Grief made it easy to ignore the uneasiness growing inside me. By the time I realized something wasn’t right, events were already unfolding beyond my control.
The rain hadn’t come yet that morning, but the sky over our porch already looked gray. I sat in the living room next to Harold’s chair, which was my husband’s.
For the first time since the funeral, three weeks to the day, I listened to my children moving through the rooms above me like polite burglars.
Six cardboard boxes waited by the front door when they were done. They didn’t carry all of my life, just what they thought I still needed.
My oldest, Diane, came down the stairs with an armful of my nightgowns and set them on the coffee table. She folded each one slowly, smoothing the creases as if that was more than enough kindness for me.

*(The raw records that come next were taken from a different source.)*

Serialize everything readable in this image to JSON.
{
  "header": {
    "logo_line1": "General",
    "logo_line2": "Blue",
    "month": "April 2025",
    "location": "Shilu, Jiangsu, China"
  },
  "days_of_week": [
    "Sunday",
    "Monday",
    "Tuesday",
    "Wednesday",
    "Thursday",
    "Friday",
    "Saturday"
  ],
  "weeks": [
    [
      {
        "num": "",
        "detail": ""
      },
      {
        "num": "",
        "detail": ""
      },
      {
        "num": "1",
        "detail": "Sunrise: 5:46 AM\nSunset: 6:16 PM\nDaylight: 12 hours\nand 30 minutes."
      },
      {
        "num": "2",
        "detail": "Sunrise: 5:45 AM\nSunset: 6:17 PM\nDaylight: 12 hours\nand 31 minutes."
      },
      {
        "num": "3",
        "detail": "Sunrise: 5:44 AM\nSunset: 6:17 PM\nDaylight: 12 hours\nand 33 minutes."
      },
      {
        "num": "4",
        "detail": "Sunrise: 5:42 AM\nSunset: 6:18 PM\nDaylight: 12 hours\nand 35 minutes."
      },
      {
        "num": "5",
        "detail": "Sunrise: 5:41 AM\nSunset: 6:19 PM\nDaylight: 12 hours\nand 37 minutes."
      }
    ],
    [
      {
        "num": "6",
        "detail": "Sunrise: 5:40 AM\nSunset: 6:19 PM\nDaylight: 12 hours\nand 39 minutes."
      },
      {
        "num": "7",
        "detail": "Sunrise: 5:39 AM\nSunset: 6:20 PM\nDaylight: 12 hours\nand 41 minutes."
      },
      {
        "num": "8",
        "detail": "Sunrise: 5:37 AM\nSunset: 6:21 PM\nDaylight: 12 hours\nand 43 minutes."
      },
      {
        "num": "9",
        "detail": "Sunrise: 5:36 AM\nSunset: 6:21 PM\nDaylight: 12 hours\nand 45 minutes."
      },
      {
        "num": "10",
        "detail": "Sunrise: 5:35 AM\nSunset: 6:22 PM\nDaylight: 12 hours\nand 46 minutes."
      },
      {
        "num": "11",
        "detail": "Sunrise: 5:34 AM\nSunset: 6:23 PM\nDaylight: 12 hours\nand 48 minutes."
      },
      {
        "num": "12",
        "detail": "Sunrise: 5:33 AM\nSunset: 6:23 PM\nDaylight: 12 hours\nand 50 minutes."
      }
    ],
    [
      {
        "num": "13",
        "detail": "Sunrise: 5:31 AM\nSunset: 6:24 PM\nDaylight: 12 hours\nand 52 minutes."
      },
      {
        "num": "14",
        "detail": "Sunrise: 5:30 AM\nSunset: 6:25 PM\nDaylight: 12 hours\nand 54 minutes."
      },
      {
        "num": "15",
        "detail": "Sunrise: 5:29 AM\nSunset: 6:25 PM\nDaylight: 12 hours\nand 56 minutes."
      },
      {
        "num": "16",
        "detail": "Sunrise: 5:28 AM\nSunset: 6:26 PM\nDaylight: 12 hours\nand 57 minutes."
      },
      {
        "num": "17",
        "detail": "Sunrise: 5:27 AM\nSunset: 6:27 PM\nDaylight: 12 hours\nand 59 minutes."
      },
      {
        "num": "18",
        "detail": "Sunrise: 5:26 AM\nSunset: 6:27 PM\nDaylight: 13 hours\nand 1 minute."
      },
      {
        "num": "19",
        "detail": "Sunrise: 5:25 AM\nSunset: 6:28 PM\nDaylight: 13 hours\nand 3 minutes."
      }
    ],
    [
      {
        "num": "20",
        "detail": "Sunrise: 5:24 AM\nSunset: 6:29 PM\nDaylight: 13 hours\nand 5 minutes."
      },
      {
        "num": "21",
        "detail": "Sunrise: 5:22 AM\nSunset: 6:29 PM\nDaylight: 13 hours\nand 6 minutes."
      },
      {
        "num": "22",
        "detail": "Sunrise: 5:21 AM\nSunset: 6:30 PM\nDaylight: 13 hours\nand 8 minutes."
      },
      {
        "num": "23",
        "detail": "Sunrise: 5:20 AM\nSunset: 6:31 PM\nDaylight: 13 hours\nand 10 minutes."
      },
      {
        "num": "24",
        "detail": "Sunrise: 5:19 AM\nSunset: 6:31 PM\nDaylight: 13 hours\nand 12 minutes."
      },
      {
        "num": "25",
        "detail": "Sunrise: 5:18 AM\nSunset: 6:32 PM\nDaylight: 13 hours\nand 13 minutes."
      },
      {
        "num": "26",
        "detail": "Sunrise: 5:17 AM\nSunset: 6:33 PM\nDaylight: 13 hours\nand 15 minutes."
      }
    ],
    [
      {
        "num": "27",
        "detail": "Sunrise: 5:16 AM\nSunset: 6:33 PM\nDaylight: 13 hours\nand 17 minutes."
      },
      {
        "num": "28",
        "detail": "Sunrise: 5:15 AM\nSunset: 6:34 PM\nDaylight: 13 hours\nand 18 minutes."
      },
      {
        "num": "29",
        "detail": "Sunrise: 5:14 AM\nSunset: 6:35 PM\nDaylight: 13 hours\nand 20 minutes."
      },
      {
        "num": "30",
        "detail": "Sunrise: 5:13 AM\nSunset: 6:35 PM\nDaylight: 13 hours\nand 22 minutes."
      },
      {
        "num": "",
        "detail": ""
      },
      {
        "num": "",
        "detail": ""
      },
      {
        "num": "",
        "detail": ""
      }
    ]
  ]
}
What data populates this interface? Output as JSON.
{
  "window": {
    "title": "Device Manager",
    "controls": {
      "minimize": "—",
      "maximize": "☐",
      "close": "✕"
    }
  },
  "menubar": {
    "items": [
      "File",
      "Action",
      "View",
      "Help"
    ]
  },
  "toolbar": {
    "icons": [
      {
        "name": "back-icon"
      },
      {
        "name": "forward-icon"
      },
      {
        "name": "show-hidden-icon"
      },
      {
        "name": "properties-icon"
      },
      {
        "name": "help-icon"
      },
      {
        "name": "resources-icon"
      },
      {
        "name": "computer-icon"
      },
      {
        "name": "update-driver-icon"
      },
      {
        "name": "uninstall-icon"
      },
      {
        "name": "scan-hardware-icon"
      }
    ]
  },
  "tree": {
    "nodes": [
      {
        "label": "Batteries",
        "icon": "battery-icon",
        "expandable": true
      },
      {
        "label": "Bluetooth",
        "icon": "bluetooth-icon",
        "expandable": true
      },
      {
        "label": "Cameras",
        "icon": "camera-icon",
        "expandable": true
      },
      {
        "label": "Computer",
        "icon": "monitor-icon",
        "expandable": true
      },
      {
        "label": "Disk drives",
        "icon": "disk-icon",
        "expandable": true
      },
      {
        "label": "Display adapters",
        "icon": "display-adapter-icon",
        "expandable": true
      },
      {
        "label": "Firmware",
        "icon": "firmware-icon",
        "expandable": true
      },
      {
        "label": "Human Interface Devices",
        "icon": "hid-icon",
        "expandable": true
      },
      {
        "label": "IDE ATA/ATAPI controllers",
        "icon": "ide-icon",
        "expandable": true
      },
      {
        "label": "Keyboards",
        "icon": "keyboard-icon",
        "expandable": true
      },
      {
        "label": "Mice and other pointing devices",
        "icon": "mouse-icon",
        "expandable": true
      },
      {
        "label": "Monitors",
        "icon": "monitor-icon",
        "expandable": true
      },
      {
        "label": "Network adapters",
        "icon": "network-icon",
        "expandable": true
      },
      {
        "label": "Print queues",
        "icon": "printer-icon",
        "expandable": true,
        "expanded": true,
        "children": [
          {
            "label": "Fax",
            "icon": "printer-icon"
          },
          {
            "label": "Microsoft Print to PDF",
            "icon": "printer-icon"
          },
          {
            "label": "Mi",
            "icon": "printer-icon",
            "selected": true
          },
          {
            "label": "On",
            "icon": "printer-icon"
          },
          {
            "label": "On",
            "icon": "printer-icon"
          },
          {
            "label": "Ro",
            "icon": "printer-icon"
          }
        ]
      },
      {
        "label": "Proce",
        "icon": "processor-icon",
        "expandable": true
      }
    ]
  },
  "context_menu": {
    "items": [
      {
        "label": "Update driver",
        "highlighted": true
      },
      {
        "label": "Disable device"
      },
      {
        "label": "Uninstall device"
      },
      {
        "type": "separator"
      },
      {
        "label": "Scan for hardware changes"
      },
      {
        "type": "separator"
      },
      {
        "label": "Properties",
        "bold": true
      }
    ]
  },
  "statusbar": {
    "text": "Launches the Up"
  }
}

“You’ll be safer there, Mom,” she said.
She didn’t look up.
“You know what I mean.”
I didn’t, really. But I’d raised her, and I knew that tone. It was the same one she used as a girl when she’d already decided something and was waiting for me to catch up.
My sons, Mark and Greg, stood in the hallway nodding.
Neither of them looked at their father’s chair as they addressed me. For 42 years, that chair had faced me, and now my own children couldn’t bear the sight of it.
“Two sweaters should be enough,” Diane said. “The beige one and the navy one.
Your pills. The wedding photo. That blue blanket you like.”
“The one I used on the porch.”
“Yes, Mom.
That one.”
I held Harold’s wedding ring in my palm. I’d taken it off his finger myself, the morning of the service, and I hadn’t been able to put it down since. It felt warmer than it should have.
On the kitchen counter, behind a stack of unopened sympathy cards, I noticed a yellow measuring tape, the kind a realtor carries.
Someone had already been through the house with numbers in their head.